Руслана, с клипом *Kupala* сложно. :smile:
Я миксовал трек из двух композиций группы "Иван Купала"...
Песни назывались "Купала" и "Галю"... Так как по динамике ни одна из песен в оригинале не подходила. 
Ну... и пришлось немного с тональностью поработать... :wink:

Спасибо за отзыв. :smile:
Приезжайте к нам. Будете участницей. Идей много. :wink:

----------


## Torpedon

Позапрошлым летом снимал свадьбу.
Ребята попались весёлые, раскрепощённые. Моё предложение - плюнуть на брожение среди памятников, восприняли с энтузиазмом.
Решили поколбаситься от души. И во время прогулки по городу, помимо прогулочного клипа, снять короткий фильм под "немое кино".
Сценарий, мной предложеный, был прост, как и фильмы тех лет: злодей, жертва, герой... хеппи-энд. 






Все сыграли хорошо. Именно непрофессионально.
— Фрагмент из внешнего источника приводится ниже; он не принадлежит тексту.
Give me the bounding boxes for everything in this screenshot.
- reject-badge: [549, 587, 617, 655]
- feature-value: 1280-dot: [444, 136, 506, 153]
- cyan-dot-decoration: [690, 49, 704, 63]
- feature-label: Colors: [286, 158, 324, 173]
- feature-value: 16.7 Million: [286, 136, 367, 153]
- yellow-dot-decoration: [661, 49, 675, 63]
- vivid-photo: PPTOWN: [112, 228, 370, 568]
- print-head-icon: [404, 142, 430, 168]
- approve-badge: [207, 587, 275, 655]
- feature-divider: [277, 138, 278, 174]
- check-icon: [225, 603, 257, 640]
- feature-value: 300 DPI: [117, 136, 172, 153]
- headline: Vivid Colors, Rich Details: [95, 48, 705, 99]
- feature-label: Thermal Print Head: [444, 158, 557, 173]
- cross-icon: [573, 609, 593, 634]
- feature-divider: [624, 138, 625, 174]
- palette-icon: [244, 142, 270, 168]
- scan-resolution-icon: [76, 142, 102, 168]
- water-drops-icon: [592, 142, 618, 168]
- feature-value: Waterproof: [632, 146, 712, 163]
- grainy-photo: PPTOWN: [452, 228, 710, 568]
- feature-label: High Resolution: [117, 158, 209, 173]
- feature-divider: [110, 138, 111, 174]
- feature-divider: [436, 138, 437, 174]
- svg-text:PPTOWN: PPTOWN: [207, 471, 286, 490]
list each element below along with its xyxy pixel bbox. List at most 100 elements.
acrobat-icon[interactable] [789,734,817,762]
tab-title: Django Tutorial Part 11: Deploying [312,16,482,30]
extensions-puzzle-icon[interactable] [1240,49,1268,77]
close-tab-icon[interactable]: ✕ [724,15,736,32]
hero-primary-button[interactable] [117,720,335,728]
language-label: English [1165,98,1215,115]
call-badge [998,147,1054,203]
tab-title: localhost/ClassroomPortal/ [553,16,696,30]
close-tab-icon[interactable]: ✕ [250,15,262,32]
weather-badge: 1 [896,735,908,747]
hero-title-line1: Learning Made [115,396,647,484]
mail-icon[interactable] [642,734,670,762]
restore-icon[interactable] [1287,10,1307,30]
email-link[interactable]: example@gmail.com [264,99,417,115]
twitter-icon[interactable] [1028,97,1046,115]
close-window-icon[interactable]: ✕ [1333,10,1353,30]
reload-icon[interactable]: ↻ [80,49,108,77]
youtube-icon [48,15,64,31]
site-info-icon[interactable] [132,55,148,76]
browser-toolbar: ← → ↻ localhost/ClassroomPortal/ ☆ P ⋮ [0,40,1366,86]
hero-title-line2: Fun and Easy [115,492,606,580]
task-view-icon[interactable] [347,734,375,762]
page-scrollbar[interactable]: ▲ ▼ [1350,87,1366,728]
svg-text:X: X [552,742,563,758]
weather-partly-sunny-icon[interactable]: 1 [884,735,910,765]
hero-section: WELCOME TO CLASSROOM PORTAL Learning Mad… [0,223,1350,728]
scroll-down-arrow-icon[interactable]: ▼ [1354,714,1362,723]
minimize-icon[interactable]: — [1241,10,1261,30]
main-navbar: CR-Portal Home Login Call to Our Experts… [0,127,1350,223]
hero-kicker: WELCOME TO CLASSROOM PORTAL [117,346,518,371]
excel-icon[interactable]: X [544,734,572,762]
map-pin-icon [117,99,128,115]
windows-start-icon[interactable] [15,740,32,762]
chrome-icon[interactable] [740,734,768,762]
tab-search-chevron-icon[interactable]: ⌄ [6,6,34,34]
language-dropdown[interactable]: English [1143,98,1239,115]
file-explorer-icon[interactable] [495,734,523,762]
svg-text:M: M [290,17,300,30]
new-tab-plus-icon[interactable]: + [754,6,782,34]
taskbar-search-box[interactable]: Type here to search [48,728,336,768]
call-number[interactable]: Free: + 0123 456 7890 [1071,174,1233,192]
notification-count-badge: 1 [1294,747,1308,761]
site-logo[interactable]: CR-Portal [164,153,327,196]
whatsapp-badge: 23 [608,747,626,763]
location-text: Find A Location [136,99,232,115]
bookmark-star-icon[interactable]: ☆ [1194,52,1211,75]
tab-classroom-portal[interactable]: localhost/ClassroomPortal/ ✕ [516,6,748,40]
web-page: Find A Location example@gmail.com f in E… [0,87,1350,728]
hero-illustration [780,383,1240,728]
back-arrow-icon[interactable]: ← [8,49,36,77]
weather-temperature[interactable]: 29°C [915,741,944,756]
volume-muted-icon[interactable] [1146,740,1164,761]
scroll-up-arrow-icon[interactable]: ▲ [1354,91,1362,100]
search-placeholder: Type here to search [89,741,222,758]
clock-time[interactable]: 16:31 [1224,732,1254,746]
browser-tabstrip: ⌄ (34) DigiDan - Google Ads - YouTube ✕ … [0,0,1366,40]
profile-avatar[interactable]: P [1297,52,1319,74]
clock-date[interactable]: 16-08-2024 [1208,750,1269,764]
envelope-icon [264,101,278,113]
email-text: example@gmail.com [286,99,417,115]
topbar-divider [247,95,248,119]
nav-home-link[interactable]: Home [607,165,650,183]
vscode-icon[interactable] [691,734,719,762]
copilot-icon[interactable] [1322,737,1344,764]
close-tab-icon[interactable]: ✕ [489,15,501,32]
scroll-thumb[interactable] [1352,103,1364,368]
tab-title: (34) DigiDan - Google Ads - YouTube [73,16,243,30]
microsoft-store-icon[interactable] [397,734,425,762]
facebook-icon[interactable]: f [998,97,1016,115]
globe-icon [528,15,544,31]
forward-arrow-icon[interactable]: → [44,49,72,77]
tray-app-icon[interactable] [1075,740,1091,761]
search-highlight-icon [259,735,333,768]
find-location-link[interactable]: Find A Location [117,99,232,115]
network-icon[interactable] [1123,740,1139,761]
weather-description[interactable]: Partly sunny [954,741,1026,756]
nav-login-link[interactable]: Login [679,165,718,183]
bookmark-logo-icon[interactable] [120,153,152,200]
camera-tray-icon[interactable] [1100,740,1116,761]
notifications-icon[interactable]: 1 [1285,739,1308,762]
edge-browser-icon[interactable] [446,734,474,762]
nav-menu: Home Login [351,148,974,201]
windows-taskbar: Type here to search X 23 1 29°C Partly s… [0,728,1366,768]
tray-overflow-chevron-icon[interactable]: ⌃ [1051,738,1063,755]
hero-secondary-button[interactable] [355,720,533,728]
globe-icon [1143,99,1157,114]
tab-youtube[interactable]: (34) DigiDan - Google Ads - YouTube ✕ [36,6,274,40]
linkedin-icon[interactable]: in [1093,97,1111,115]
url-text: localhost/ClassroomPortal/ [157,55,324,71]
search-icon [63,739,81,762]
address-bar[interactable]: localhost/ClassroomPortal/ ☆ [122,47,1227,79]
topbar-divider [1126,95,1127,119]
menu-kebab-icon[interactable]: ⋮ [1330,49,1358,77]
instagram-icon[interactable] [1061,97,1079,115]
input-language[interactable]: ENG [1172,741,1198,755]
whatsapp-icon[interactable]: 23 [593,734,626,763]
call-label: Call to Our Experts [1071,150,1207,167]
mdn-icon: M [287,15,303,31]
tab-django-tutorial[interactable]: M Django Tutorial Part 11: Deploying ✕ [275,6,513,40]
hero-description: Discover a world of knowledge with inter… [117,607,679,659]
Как актёры зари синематографа.

----------


## V.Kostrov

> Ролик можно посмотреть здесь.


Классная идея, классная реализация, классная игра персонажей!!! :Ok:  Очень понравилась!!! :Ok:

----------


## Татьянка

:Ok: Красиво!!! Креативно!!!! Тоже захотелось сняться в каком-нибудь ролике подобного уровня и вида!!!!:biggrin: Спасибо!!!! :Pivo:

----------


## Mazaykina

Самое классное то, что ВСЕ участники получают от этого КАЙФ! Который и передается зрителю. Что в Бассейне, что в Ретро, что Берега (хотя сама песня мне не очень нравится) сделано все - здорво! Респект их создателю!

----------


## Витка

*Torpedon*, так там справа в менюшке можно сразу все 6 видео и посмотреть по очереди... Очень красиво природа... Остальные пока не успела посмотреть... Ещё в бассейне глянула - ооочень улыбнуло!!! Класс!!! Спасибо!!! Приятно смотреть ваши работы.

----------


## Innet

*Torpedon*,
Юрий, спасибо за ваши работы, всё смонтировано очень прилично, и самое важное ИНТЕРЕСТНО!!! У вас есть чему поучится!!!

----------


## МКШВ

*БРАВО!!!*
Да Вы, батенька, не *Torpedon*... Вы - ТОРПЕДИЩЕ!!! :smile: в самом хорошем смысле этого слова! Получила удовольствие! Спасибо!  :Pivo:

----------


## Torpedon

:biggrin: Спасибо..



> Torpedon, так там справа в менюшке можно сразу все 6 видео и посмотреть по очереди


Я их просто выкладываю по мере публикации.
Скоро будет семь. :smile:

----------


## irischka15

Юрий!
Огромное СПАСИБО!!!!!!!! :flower:  :flower:  :flower: 
 Суперски!

----------


## Torpedon

Этот ролик демонстрировался на экране на самой свадьбе.
Жених по просьбе тамады рассказывал как они познакомились. 
*Так он впервые увидел свою будущую жену.*





А через полтора месяца встретил на дискотеке в ночном клубе и конечно, не упустил. :smile:
Но это уже на словах, с подробностями, шутками-прибаутками.

----------


## Innet

> Этот ролик демонстрировался на экране на самой свадьбе.
> Жених по просьбе тамады рассказывал как они познакомились. 
> Так он впервые увидел свою будущую жену.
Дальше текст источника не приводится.